If you don't want it to be 65-70 degrees in the garage it will be fine, and if you are attaching it to the house that will help with a warm wall.


Good luck,

Jeff

Ken Fitzgerald
02-02-2014, 12:04 AM
If you are considering using radiant heating in the floor and using a water heater as the source of heat, check what local code requirements would be to do it that way. I wanted so badly to do radiant heat and use a water heater as the source. To meet local code, it would require me to plumb water into the shop and then have some special safety circuits designed to shutoff the water heater under certain conditions. In the end it became financially infeasible for me.
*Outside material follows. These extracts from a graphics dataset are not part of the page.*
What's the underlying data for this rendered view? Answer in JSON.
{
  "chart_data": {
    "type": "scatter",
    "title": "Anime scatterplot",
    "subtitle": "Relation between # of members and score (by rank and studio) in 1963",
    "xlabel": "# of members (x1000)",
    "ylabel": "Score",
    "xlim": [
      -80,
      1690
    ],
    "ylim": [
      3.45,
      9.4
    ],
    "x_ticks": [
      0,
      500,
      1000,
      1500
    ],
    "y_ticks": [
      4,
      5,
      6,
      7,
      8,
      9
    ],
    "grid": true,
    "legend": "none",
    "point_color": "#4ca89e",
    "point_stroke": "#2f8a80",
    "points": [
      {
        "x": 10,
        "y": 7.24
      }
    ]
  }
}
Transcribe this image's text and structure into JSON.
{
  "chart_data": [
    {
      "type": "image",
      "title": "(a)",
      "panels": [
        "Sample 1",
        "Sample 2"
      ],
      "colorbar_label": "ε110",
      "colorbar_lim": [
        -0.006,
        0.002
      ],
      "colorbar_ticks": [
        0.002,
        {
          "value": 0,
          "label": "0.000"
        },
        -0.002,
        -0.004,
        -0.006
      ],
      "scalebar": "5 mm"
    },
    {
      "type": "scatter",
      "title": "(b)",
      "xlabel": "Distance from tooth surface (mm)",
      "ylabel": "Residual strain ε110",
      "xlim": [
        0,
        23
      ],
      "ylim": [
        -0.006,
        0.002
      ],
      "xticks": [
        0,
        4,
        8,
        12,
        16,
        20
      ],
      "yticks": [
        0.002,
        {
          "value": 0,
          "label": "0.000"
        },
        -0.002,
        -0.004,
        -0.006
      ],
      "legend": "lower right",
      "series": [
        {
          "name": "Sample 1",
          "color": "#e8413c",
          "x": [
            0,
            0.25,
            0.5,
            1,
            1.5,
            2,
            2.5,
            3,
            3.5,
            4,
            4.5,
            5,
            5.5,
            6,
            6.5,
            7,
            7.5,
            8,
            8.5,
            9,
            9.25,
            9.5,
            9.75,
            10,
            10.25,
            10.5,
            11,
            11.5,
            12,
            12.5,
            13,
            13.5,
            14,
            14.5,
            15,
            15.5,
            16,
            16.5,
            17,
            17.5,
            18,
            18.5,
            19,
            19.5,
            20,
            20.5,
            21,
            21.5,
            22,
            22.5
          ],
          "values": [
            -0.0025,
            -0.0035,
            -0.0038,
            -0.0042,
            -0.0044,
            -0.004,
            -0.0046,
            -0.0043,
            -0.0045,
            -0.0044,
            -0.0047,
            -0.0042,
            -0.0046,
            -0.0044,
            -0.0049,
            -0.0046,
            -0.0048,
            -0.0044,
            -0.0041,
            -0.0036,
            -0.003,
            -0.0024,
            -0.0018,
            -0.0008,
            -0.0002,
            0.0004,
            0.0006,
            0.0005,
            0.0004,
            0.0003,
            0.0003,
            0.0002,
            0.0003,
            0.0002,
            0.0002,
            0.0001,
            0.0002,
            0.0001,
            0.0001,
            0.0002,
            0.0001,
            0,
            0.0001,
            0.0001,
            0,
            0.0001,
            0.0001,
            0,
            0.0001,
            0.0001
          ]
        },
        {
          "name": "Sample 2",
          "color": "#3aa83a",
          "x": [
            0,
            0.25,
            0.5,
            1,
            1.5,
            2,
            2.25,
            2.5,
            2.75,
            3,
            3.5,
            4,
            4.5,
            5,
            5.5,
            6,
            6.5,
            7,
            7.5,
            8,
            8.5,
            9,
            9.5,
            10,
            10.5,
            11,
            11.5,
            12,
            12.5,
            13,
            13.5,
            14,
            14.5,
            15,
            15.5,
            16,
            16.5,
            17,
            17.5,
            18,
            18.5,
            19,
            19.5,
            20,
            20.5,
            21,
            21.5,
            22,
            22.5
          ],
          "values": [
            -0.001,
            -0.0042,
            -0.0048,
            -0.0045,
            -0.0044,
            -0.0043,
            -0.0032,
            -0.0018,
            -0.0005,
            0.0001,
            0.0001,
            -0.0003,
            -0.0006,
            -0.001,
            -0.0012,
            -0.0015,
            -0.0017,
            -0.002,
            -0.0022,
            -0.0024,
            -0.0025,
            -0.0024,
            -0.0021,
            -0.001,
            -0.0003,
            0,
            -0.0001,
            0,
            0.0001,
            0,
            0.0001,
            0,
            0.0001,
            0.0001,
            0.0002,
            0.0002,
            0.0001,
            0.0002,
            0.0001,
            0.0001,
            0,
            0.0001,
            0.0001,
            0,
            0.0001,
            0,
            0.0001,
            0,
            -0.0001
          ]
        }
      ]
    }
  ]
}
In the end, I have a Lennox hanging natural gas heater. It works well.

The key, however, is as Jeff pointed out....insulate under the slab and then walls and ceiling too!

John Prexta
02-05-2014, 8:10 PM
I built my workshop in 2005, interior 24/40 ft, ceiling 9ft 5 inches. Man door, 5 large windows, 9ft wide insulaed overhead door. Concrete floor. 6 inch thick walls, heavily insulated, ceiling with 12 inches blown cellulose. Even during this very bad cold snap, it hasn't frozen inside my shop -hit 38 degrees at lowest point. I have woodburner, get a fire started, couple logs quickly bumps the space up to 60 - plenty hot for me.

I'm not parking a car in it, so I'm not opening the overhead door in the wintertime.

With your garage being well insulated, can you just get away with wall mounted gas heater? (if gas is available to you). To me, that'd be enough to knock out the chill. Good luck

Larry Edgerton
02-06-2014, 6:25 AM
Dan,
Something you may want to consider if you drive your vehicles in snow country where the salt the heck out of the roads. If your vehicles are stored in a warm environment after being coated with salt it will accelerate the corrosion caused by road salt.

Big +1. The cars that come in to my brothers repair facility that are stored in heated garage last about half as long.

Larry

Greg Portland
02-06-2014, 2:32 PM
I've had wall mounted heaters in the past (HotDawg, etc.) and I have in-slab radiant in my current shop. The radiant heat is superior in every possible way (comfort, dust movement, cleaning, operating cost, etc.). Geothermal loops are very pricey, I'd look at a high efficiency water heater or boiler instead.

Chuck Wintle
02-08-2014, 3:54 PM
Dan,
Something you may want to consider if you drive your vehicles in snow country where the salt the heck out of the roads. If your vehicles are stored in a warm environment after being coated with salt it will accelerate the corrosion caused by road salt.

I will second this comment...a heated garage and a salty car will rust way faster. Better to leave them in a cold area if they salt the roads as they do here.